Backpage’s Mistrial

September 14, 2021

The founders of Backpage.com, Michael Lacy and James Larkin, are being tried in federal court, along with four other employees, for knowingly selling prostitution advertisements on the website. But presiding Judge Susan Brnovich for the U.S. District Court for the District of Arizona declared a mistrial, after the prosecution repeatedly made references to “child sex trafficking,” while none of the defendants have been charged with that crime. Six backpage employees have pled not guilty to facilitating prostitution, while Larkin, Lacy, and two others also stand accused of money laundering.

Before the trial, Judge Brnovich said she would permit the prosecution to present evidence that trafficking had occurred on the site, so long as the prosecution did not focus on the details of the abuse. Brnovich ruled that the repeated lingering on such details by both the prosecution and their witnesses garnered an entirely different “emotional response from people,” and compromised the integrity of the trial. Any trafficking that occurred on the website is devastating, but as the defendants have not been charged with facilitating that crime, the details of its occurrence are irrelevant to the case and may influence the decision.

The federal government initially seized Backpage in April of 2018, following the passage of SESTA/FOSTA, which limited the Communications Decency Act Section 230 protections for internet platforms where advertisements for sex work were listed. The Department of Justice’s announcement of Backpage’s seizure labeled the site, ​​“the Internet’s leading forum for prostitution ads, including ads depicting the prostitution of children.” SESTA was passed with the intention to fight online trafficking by targeting platforms that host commercial sexual content. Anti-trafficking advocates, service providers, as well as law enforcement officers have long been dubious of SESTA achieving its intended outcome. If anything, the law endangers consensual adult sex workers by removing the tools they used to find and screen clients, forcing many workers who used the internet to protect themselves, back onto the streets. SESTA has also been challenged in a federal lawsuit, brought by the Woodhull Freedom Foundation. The lawsuit charges that the law interferes with freedom of speech online. To make the matter worse, law enforcement and service providers also worry that the censoring of major platforms caused by SESTA may have actually increased the risk of trafficking by removing evidence trails that were previously used to detect and prosecute traffickers.

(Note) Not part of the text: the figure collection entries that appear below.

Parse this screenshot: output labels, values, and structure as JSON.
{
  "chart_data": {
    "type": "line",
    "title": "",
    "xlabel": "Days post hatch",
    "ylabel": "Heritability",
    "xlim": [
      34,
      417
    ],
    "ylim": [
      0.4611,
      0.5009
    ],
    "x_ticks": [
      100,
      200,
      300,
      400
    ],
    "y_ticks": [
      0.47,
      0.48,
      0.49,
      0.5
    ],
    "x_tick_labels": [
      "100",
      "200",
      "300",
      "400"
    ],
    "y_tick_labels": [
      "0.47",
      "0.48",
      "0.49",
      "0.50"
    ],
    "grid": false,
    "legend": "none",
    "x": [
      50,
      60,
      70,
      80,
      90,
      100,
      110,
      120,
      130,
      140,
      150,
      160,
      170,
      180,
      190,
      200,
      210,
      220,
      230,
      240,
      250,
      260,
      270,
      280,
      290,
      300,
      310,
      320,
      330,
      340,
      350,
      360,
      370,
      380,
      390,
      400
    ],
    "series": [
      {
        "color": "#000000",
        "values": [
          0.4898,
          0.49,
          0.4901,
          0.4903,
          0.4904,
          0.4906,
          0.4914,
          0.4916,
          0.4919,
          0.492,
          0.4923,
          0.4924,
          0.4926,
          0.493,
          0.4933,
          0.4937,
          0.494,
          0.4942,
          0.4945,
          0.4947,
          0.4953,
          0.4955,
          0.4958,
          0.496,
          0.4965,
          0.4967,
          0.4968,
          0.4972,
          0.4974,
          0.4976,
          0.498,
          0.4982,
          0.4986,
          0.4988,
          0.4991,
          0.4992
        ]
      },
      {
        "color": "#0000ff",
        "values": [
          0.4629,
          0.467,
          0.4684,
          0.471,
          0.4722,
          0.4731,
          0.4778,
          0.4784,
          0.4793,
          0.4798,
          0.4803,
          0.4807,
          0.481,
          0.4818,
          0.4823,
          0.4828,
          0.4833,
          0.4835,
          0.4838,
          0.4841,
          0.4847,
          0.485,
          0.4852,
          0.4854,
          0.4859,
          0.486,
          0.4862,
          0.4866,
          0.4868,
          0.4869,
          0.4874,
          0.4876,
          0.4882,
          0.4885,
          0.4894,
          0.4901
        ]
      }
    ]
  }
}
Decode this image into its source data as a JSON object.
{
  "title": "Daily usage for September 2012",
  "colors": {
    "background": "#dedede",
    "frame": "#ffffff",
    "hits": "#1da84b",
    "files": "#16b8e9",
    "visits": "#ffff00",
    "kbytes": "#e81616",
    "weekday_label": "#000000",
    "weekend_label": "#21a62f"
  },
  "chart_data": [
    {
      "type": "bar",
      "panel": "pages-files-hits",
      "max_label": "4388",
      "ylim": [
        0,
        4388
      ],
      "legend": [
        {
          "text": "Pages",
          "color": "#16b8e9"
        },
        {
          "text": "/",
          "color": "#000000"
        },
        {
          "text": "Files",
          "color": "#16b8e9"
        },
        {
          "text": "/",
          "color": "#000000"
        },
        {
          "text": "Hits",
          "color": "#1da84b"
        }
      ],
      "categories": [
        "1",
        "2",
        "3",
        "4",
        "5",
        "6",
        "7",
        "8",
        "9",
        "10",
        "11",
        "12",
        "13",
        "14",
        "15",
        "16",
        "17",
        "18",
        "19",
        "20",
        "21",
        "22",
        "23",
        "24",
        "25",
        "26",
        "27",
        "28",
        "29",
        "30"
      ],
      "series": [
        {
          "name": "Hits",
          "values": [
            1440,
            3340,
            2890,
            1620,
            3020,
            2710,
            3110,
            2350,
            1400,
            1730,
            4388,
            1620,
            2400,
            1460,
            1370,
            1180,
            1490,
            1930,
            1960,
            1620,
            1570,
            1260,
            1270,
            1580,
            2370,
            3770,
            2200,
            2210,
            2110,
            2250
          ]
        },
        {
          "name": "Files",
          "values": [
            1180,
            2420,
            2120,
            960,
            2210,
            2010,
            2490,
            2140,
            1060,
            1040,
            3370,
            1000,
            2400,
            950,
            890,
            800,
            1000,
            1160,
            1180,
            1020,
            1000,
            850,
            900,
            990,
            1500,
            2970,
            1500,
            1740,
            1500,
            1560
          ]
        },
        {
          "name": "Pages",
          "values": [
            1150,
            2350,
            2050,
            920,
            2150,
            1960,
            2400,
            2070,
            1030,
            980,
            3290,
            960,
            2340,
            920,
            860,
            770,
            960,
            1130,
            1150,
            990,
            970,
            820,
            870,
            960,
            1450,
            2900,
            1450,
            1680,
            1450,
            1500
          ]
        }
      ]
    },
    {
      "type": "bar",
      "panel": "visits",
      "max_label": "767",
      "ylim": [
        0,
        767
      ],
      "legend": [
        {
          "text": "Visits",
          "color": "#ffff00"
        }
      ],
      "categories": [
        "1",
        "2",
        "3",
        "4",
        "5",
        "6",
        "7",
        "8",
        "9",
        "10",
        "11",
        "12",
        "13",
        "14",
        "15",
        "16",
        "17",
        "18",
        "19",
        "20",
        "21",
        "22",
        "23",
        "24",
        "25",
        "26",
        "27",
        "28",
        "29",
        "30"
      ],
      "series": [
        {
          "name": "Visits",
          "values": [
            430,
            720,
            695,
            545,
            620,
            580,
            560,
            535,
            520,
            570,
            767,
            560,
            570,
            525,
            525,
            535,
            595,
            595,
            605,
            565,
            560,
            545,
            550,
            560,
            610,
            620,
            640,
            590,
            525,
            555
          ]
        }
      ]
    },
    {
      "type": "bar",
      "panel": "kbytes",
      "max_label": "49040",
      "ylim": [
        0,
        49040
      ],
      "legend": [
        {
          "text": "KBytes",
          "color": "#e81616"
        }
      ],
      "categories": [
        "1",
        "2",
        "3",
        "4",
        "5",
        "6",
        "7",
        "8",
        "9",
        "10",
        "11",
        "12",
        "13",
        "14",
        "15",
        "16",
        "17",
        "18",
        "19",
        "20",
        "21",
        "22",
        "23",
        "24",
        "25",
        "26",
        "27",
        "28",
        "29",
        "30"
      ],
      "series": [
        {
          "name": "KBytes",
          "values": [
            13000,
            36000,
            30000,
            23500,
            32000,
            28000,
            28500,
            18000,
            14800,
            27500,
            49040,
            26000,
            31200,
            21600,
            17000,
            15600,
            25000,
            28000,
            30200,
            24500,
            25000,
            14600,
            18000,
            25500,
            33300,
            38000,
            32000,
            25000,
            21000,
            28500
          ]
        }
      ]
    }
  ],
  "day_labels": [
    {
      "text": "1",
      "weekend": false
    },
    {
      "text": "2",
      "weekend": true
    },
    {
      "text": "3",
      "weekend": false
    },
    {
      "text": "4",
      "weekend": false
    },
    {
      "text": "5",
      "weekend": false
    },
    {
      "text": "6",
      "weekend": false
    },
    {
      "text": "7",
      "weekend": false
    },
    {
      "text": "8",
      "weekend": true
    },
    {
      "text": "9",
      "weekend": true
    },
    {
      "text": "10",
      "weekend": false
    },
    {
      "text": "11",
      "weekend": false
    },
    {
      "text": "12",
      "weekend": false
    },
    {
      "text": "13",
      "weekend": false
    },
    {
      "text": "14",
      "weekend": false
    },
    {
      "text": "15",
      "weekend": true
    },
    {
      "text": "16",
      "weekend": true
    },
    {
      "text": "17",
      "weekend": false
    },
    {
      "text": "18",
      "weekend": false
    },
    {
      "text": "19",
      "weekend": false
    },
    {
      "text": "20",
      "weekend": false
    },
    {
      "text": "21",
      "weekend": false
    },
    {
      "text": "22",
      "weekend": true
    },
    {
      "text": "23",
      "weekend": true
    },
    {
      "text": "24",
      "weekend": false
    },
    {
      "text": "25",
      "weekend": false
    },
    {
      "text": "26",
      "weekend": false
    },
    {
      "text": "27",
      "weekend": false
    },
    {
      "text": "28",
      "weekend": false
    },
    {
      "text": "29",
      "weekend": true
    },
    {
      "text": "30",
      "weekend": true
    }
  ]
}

Backpage’s mistrial highlights a critical and increasingly salient issue in the debate over the best policies on sex work: Those who advocate for the criminalization of consensual adult prostitution frequently conflate it with human trafficking. Sex work is delegitimized, and workers are reduced to victims with no agency or voice in their own stories. Not only is this narrative of conflation inaccurate, but it can also be detrimental to the health and safety of communities. Criminalizing sex work does not help address human trafficking. In fact, it misdirects critical resources at enormous cost to those who are being exploited. The prosecution capitalized on this narrative, highlighting only the cases of exploitation on Backpage, and ignoring the consensual commercial exchanges that made up the bulk of its content.

The question of whether or not the defendants did facilitate prostitution remains to be answered. Larkin and Lacy maintain that Backpage used various tools to detect and delete ads for sex. They also argue that any content posted on the site was protected by the first amendment and routinely cooperated with law enforcement to facilitate sex trafficking investigations.